The men can play nice together, they are crazy about each other. Read:where Noud runs, Mees pushes behind like a monkey. Where Noud screams, Mees screams. And where Mees cries, Noud comforts.

However, after fifteen minutes they are in each other's 'zone'. Noud finds it hard to leave Mees alone, interferes with everything, I'm sure he meant sweet, but Mees goes crazy and starts to growl a bit.

No matter how many times I tell him to leave his little brother alone, it's still too difficult. Eventually Mees gets angry, Mama gets angry, and Noud gets angry. He stamps his foot and screams. I stamp my foot but am otherwise silent. Mees doesn't like the situation and starts to cry.

Grumping, whining, whining and whining

Great then, when we've said it, I decide that we're going to throw the energy outside for a while. Noud on his bike, Titmouse in the buggy. We are halfway through our round when Noud decides not to cycle anymore. Yes dear, I say, keep pushing, we'll be home in a minute. Mom has to push the buggy.

He agrees, grumbling and squeaking. Until his pedal falls off, he gets off angrily, loses his balance and ends up in the nettles. Small bumps appear from head to toe. He screams, yells and beeps out. I comfort but it doesn't work. Come on, man, I say, let's walk home quickly, Mama has some ointment. Not good of course, he wants me to pick him up. But it's too heavy for me so that doesn't work, I also have a buggy to push and we still have that bike. Noud decides to lie on the floor. Mees gets impatient and starts to grumble.

After several unsuccessful attempts to calm Noud, I decide to just keep walking, he will come after me on his own, won't he? Nothing could be further from the truth.

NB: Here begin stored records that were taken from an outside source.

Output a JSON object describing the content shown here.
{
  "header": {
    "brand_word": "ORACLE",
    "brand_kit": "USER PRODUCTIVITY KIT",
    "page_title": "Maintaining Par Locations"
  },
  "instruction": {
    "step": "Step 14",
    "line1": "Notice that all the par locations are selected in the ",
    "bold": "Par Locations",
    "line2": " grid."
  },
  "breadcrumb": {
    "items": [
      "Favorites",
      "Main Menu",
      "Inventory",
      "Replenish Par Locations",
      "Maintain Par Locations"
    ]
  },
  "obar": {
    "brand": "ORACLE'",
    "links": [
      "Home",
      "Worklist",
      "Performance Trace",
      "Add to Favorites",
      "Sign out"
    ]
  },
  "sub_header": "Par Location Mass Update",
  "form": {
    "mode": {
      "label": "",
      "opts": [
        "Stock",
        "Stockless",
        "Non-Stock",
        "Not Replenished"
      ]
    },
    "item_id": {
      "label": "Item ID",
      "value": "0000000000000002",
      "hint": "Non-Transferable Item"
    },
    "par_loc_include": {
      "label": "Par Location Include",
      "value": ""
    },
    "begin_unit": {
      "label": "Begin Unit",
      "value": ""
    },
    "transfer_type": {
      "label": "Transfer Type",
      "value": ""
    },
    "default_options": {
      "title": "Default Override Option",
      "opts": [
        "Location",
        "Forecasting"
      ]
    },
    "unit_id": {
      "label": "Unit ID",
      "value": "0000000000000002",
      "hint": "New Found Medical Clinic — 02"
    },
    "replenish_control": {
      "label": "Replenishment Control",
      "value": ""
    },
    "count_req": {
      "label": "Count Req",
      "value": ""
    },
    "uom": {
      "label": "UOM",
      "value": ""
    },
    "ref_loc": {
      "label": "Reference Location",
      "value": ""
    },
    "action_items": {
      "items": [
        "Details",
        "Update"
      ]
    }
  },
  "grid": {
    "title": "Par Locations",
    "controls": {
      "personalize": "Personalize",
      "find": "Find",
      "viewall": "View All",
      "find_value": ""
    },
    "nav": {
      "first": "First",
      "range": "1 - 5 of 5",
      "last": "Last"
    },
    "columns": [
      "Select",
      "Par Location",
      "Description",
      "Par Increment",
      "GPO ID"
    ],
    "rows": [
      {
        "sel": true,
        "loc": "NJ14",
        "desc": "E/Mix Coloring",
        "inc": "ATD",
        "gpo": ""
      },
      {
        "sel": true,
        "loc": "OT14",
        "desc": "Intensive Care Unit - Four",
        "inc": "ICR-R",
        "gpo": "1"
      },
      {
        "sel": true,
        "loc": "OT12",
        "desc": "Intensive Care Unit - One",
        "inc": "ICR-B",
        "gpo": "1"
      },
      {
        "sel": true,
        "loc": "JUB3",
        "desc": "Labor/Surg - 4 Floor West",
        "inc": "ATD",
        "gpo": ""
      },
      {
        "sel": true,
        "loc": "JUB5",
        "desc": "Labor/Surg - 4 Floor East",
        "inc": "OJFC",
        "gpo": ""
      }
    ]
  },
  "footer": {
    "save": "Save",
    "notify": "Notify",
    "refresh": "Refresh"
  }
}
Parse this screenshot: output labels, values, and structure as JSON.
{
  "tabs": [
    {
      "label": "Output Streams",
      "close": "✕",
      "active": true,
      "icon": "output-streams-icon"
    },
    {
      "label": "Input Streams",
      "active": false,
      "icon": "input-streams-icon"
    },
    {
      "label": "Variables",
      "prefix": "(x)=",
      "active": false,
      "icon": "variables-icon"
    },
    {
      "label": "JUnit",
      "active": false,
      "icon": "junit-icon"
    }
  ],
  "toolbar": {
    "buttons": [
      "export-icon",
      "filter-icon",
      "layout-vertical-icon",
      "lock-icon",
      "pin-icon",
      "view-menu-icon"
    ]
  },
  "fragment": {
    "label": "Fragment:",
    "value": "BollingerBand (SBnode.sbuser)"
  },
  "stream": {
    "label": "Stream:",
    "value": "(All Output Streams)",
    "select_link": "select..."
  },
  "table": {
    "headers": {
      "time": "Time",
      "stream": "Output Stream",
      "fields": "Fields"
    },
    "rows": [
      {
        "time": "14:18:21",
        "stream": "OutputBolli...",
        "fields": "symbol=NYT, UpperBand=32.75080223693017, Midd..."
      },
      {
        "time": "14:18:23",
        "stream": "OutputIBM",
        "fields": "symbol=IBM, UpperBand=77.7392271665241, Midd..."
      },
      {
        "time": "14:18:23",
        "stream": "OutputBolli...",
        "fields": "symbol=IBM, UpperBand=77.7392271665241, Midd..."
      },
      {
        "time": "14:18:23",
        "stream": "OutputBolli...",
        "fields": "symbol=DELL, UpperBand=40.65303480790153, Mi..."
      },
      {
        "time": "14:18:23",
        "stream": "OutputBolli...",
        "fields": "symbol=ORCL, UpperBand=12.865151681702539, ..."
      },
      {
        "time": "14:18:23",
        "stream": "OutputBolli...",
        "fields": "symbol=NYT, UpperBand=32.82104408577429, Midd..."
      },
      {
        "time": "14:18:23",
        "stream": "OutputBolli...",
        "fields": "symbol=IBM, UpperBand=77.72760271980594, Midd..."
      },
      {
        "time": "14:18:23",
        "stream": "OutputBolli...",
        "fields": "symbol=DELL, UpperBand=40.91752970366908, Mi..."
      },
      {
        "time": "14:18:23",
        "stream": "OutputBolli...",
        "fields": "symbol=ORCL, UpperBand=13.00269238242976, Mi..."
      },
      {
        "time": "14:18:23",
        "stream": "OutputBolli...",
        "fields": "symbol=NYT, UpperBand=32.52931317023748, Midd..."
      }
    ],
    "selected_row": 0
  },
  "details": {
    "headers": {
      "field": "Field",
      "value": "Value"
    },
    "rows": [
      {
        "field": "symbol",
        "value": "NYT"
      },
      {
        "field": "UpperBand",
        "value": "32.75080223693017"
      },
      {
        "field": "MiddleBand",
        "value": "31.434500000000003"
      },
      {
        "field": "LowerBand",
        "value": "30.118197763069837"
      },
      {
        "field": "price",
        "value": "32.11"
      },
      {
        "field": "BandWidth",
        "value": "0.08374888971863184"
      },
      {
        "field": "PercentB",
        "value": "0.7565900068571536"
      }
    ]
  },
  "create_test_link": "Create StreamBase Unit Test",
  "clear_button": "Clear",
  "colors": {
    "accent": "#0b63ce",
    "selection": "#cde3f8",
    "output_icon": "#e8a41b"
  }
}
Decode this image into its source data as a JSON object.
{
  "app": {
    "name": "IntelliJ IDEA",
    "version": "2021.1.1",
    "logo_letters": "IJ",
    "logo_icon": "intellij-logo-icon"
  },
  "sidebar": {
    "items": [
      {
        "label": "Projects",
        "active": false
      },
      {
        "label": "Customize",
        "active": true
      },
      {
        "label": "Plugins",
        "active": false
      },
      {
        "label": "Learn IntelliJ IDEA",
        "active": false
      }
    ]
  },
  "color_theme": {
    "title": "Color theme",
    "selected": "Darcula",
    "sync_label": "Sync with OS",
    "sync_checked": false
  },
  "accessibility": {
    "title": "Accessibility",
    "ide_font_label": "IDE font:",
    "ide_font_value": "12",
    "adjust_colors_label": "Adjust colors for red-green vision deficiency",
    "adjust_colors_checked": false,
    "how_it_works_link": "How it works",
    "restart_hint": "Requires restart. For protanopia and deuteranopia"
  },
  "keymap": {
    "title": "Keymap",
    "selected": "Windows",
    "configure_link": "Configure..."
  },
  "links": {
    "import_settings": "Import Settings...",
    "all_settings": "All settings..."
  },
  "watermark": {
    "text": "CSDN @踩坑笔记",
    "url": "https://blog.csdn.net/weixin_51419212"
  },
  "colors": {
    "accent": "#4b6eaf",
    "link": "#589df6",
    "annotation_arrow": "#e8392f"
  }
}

With one hand I push the buggy, the other lifts a children's bicycle. Mees lowers himself and throws his rabbit out of the buggy non-stop, when he doesn't get it back he gets even angrier. Noud continues to scream but then comes after me at a snail's pace.

All's well that ends well, but in the evening we also have a coupon. Something about brushing your teeth, eating scabs, throwing things, hitting your brother, screaming, washing hair and staying in your bed, the word mama comes out of my nose at the end of such a day.

Noud is ready for school and mom too.